Proton’s roots are in Proton Mail, which began at the European Organization for Nuclear Research (CERN) in Geneva, where many of our early team members worked together on particle physics experiments. Thus, Proton Mail was born in Switzerland back in 2014. When we investigated the legal considerations about where to establish our growing service, it became clear that Switzerland was in fact a hospitable location for a tech company focused on privacy.

Unless you host your servers on a boat in international waters, you will need to be under some legal jurisdiction. Choosing one is particularly important because, as the Lavabit example shows, local laws can have an existential impact on the service. Given that we serve users with highly sensitive privacy and security requirements from around the world, Switzerland, being outside of US and EU jurisdiction, has the advantage of being a neutral location.

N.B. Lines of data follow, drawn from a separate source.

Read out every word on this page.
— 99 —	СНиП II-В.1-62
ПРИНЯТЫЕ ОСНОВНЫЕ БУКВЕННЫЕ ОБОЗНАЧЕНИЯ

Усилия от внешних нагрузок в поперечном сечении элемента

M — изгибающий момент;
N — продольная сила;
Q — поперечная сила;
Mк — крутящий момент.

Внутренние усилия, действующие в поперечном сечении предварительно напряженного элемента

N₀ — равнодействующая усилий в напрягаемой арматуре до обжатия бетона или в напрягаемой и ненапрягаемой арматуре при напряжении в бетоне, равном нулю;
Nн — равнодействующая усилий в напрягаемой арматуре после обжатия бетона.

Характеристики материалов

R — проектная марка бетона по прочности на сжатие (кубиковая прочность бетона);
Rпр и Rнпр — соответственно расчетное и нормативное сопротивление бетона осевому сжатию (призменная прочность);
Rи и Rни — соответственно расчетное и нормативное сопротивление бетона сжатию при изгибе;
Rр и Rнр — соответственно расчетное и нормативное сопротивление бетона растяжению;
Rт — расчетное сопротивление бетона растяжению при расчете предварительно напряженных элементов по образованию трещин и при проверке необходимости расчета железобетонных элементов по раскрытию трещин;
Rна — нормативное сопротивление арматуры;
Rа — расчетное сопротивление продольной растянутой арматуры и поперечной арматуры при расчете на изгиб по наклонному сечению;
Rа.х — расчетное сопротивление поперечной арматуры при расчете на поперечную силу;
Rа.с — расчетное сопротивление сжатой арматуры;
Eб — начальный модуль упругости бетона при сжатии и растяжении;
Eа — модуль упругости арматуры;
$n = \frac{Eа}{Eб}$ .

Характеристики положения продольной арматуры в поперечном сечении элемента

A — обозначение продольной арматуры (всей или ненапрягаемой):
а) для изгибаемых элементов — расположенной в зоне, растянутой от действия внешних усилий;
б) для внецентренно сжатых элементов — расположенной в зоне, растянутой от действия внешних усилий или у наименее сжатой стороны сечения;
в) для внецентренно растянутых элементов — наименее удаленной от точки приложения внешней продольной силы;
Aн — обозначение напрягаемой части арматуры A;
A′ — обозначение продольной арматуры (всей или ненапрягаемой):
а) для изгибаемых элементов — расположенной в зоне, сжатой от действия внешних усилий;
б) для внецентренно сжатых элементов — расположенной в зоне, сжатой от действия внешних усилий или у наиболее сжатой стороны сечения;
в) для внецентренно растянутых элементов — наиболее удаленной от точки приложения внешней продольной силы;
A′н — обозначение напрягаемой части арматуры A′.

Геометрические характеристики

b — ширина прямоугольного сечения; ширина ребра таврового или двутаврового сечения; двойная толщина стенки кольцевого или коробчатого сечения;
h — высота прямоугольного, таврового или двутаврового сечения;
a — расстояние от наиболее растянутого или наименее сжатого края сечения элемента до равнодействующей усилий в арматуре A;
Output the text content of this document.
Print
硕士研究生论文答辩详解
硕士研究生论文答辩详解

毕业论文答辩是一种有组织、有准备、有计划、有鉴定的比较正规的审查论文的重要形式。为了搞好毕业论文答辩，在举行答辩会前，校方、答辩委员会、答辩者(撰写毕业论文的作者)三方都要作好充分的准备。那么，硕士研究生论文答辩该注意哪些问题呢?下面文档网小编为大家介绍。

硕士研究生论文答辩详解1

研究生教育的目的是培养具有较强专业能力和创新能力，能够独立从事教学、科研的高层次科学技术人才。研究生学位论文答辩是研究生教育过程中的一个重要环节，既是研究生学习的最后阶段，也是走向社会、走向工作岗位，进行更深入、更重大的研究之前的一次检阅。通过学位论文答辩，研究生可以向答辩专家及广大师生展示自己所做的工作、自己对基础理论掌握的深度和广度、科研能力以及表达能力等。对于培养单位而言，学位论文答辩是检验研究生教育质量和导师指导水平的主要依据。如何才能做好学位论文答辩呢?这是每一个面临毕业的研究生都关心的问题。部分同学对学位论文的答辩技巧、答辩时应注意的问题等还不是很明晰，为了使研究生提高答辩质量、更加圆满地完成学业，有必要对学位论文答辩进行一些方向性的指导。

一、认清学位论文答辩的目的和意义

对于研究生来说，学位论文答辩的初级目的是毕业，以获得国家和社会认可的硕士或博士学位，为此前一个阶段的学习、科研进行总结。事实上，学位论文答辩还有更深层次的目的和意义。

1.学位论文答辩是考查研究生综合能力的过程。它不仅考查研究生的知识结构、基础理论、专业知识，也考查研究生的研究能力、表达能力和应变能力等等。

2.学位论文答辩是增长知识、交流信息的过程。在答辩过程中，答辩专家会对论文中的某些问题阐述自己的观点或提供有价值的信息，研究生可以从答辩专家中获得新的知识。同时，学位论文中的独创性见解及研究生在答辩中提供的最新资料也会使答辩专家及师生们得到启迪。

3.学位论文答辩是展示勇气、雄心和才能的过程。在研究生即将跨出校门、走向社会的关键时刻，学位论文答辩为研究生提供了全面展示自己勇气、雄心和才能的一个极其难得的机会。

Switzerland also has a long history of privacy and security, dating back over a century, and its laws are much more protective of individual privacy rights. In the US and EU, gag orders can be issued to prevent an individual from knowing they are being investigated or under surveillance. While these type of orders also exist in Switzerland, the prosecutors have an obligation to notify the target of surveillance, and the target has an opportunity to appeal in court. There are no such things as National Security Letters, and all surveillance requests must go through the courts. Furthermore, while Switzerland is party to international assistance treaties, such requests for information must hold up under Swiss law, which has much stricter privacy provisions.

Nearly every country in the world has laws governing lawful interception of electronic communications for law enforcement purposes. In Switzerland, these regulations are set out in the Swiss Federal Act on the Surveillance of Postal and Telecommunications Traffic (SPTT), which was last revised on March 18, 2018. While parts of the SPTT are still in dispute and subject to various legal challenges within Switzerland (including a challenge from Proton Mail), the present interpretation does not subject Proton Mail to any mandatory data retention directives; nor does it enforce upon us a full obligation to identify Proton Mail users. Moreover, as a Swiss company, Proton Mail also cannot be compelled to engage in bulk surveillance on behalf of US or Swiss intelligence agencies.

While Proton Mail benefits from strong legal protections within Switzerland, we have also built in technological safeguards against surveillance, such as utilizing end-to-end encryption. We do not possess the keys required to decrypt users’ emails. Even emails between non-Proton Mail accounts cannot be decrypted on our servers thanks to our use of zero-access encryption. As a result, even if Proton Mail was forced to turn over all our computer systems, email contents will continue to be encrypted. These technical safeguards are the strongest privacy protections because unlike national laws, the laws of mathematics cannot be changed or altered.

We believe comprehensive security can only be achieved through a combination of technology and legal protections, and Switzerland provides the optimal combination of both. Because of Switzerland’s advanced IT infrastructure and its unique legal environment, Proton Mail can deliver a service that is both reliable and secure.